Carlo Gaetano Calosirto was born on August 15, 1654, the third of eight children. His family was wealthy and lived in the Castle, but his mother went into labor while in the village and gave birth in a modest house with steep stairs that is still visitable today, typical of Ischia Ponte.

He studied at the convent of the Augustinian Fathers and at 15 years old, he took the vows, joining the Franciscans of the order promoted by Saint Peter of Alcantara, a Spanish saint, and thus they were called Alcantarini. Carlo Gaetano Calosirto promoted a rigorous penitential life to restore the poverty of early Franciscanism and chose the name John Joseph of the Cross.

At 20 years old, the Order sent him and some fellow friars to establish a new convent in Piedimonte d’Alife, and soon John Joseph became the Guardian Father.
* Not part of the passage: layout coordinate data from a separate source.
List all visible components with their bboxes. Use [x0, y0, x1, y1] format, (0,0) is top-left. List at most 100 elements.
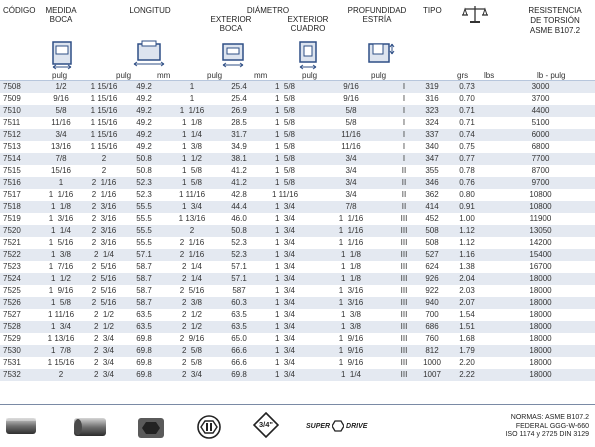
table-cell: 50.8	[218, 225, 260, 237]
table-cell: 2	[86, 153, 122, 165]
table-cell: 1 5/8	[166, 165, 218, 177]
table-cell: 50.8	[122, 165, 166, 177]
table-cell: 1 3/4	[260, 237, 310, 249]
table-cell: 1 13/16	[166, 213, 218, 225]
table-row: 7517 1 1/16 2 1/16 52.3 1 11/16 42.8 1 11/16 3/…	[0, 189, 595, 201]
table-cell: 41.2	[218, 177, 260, 189]
table-cell: 2 3/4	[86, 369, 122, 381]
table-cell: 2 3/4	[86, 333, 122, 345]
table-cell: 2 1/16	[86, 189, 122, 201]
table-cell: 1 5/8	[260, 93, 310, 105]
table-cell: 55.5	[122, 213, 166, 225]
table-cell: 922	[416, 285, 448, 297]
table-cell: 7532	[0, 369, 36, 381]
table-cell: 66.6	[218, 345, 260, 357]
table-cell: 13/16	[36, 141, 86, 153]
table-cell: 58.7	[122, 273, 166, 285]
table-cell: III	[392, 225, 416, 237]
table-cell: 18000	[486, 333, 595, 345]
table-cell: 2 1/16	[166, 237, 218, 249]
table-cell: 1 3/4	[260, 249, 310, 261]
header-tipo: TIPO	[423, 6, 442, 15]
header-divider	[0, 80, 595, 81]
table-cell: 1 11/16	[260, 189, 310, 201]
table-cell: 1 5/8	[166, 177, 218, 189]
table-cell: 1 3/4	[260, 297, 310, 309]
unit-long-pulg: pulg	[116, 71, 132, 80]
table-cell: 18000	[486, 285, 595, 297]
table-cell: 49.2	[122, 105, 166, 117]
table-cell: 11900	[486, 213, 595, 225]
table-cell: III	[392, 285, 416, 297]
header-profundidad: PROFUNDIDAD ESTRÍA	[347, 6, 407, 24]
table-cell: II	[392, 189, 416, 201]
spec-table: 7508 1/2 1 15/16 49.2 1 25.4 1 5/8 9/16 I 319 0.73…	[0, 81, 595, 381]
table-cell: 25.4	[218, 93, 260, 105]
table-cell: 1 1/4	[310, 369, 392, 381]
table-cell: 0.71	[448, 117, 486, 129]
table-cell: 15400	[486, 249, 595, 261]
table-cell: 69.8	[218, 369, 260, 381]
table-cell: 1 1/8	[166, 117, 218, 129]
table-cell: 414	[416, 201, 448, 213]
table-cell: 2 5/16	[86, 285, 122, 297]
table-cell: 2 3/4	[166, 369, 218, 381]
table-cell: 57.1	[218, 273, 260, 285]
table-cell: 26.9	[218, 105, 260, 117]
table-cell: 2 5/16	[86, 261, 122, 273]
table-cell: 2 1/16	[166, 249, 218, 261]
table-cell: 1 7/8	[36, 345, 86, 357]
table-cell: 2 1/2	[166, 321, 218, 333]
table-cell: 57.1	[218, 261, 260, 273]
table-cell: 7513	[0, 141, 36, 153]
table-cell: II	[392, 177, 416, 189]
table-cell: 2 3/16	[86, 225, 122, 237]
table-cell: 1 3/4	[260, 273, 310, 285]
table-cell: 0.80	[448, 189, 486, 201]
table-cell: 337	[416, 129, 448, 141]
table-cell: 52.3	[122, 189, 166, 201]
table-cell: 7700	[486, 153, 595, 165]
table-row: 7526 1 5/8 2 5/16 58.7 2 3/8 60.3 1 3/4 1 3/16 I…	[0, 297, 595, 309]
table-cell: 1.51	[448, 321, 486, 333]
table-cell: 1.12	[448, 225, 486, 237]
table-cell: 7/8	[310, 201, 392, 213]
table-cell: 1 15/16	[36, 357, 86, 369]
table-cell: 0.73	[448, 81, 486, 93]
table-cell: 0.74	[448, 129, 486, 141]
table-cell: 0.78	[448, 165, 486, 177]
table-cell: 18000	[486, 369, 595, 381]
table-cell: 4400	[486, 105, 595, 117]
table-cell: 1.54	[448, 309, 486, 321]
table-row: 7528 1 3/4 2 1/2 63.5 2 1/2 63.5 1 3/4 1 3/8 III…	[0, 321, 595, 333]
table-cell: I	[392, 81, 416, 93]
table-cell: 1 9/16	[310, 333, 392, 345]
table-cell: 7530	[0, 345, 36, 357]
socket-opening-icon	[52, 41, 72, 70]
table-cell: 2	[36, 369, 86, 381]
table-cell: III	[392, 357, 416, 369]
table-row: 7524 1 1/2 2 5/16 58.7 2 1/4 57.1 1 3/4 1 1/8 II…	[0, 273, 595, 285]
table-cell: 7526	[0, 297, 36, 309]
table-cell: 1 1/16	[310, 237, 392, 249]
table-cell: 1 3/4	[260, 345, 310, 357]
table-cell: 319	[416, 81, 448, 93]
table-cell: 1 5/8	[260, 117, 310, 129]
socket-outer-diameter-icon	[222, 43, 244, 68]
table-cell: I	[392, 141, 416, 153]
table-cell: 1 11/16	[166, 189, 218, 201]
table-cell: 1 3/4	[260, 357, 310, 369]
table-cell: 7511	[0, 117, 36, 129]
balance-scale-icon	[462, 6, 488, 23]
table-cell: 1 15/16	[86, 129, 122, 141]
table-cell: 5/8	[310, 105, 392, 117]
table-cell: 5/8	[36, 105, 86, 117]
table-cell: 5/8	[310, 117, 392, 129]
unit-medida-pulg: pulg	[52, 71, 68, 80]
table-cell: 2	[166, 225, 218, 237]
table-cell: 7508	[0, 81, 36, 93]
table-cell: 63.5	[218, 321, 260, 333]
table-cell: 508	[416, 237, 448, 249]
table-cell: 57.1	[122, 249, 166, 261]
table-cell: 3/4	[310, 153, 392, 165]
His abilities and high spirituality made him a prominent figure of Neapolitan religiosity during the late Counter-Reformation period. He was appointed to oversee 70 monasteries, and when there was a split within the Order between the Spanish and Italian factions, John Joseph was unanimously elected as the first Provincial by the Italian Alcantarini. In this role, he intervened in the areas of reforming customs, ecclesiastical discipline, and rule observance.

After two years, he asked to leave the position to dedicate himself to the masses of destitute and impoverished people overflowing in Naples. He was a spiritual guide to many Neapolitan nobles, including Alfonso Maria de’ Liguori, who also became a saint, and the philosopher Gian Battista Vico. He was a great communicator and had undoubted charisma. His absolute poverty, which he chose to live in (he was called the “Saint of a Hundred Patches” because he wore his first habit for his entire life, which was inevitably repeatedly mended), constant corporal mortification, ecstasies, the gift of prophecy, and levitations, as well as the miracles attributed to him, including the resurrection of the Marchese Gennaro Spada, made him appear to his contemporaries as a saint already in life.

He died in the main Alcantarini convent, that of S. Lucia al Monte, in Naples, in 1734, and in 1839, he was proclaimed a saint and is the patron saint of the island (along with St. Restituta) and the municipality of Ischia. His body was kept in the convent where he worked until 2003, when Bishop Father Filippo Strofaldi managed to bring him back permanently to Ischia, where he was welcomed in the church of S. Antonio alla Mandra.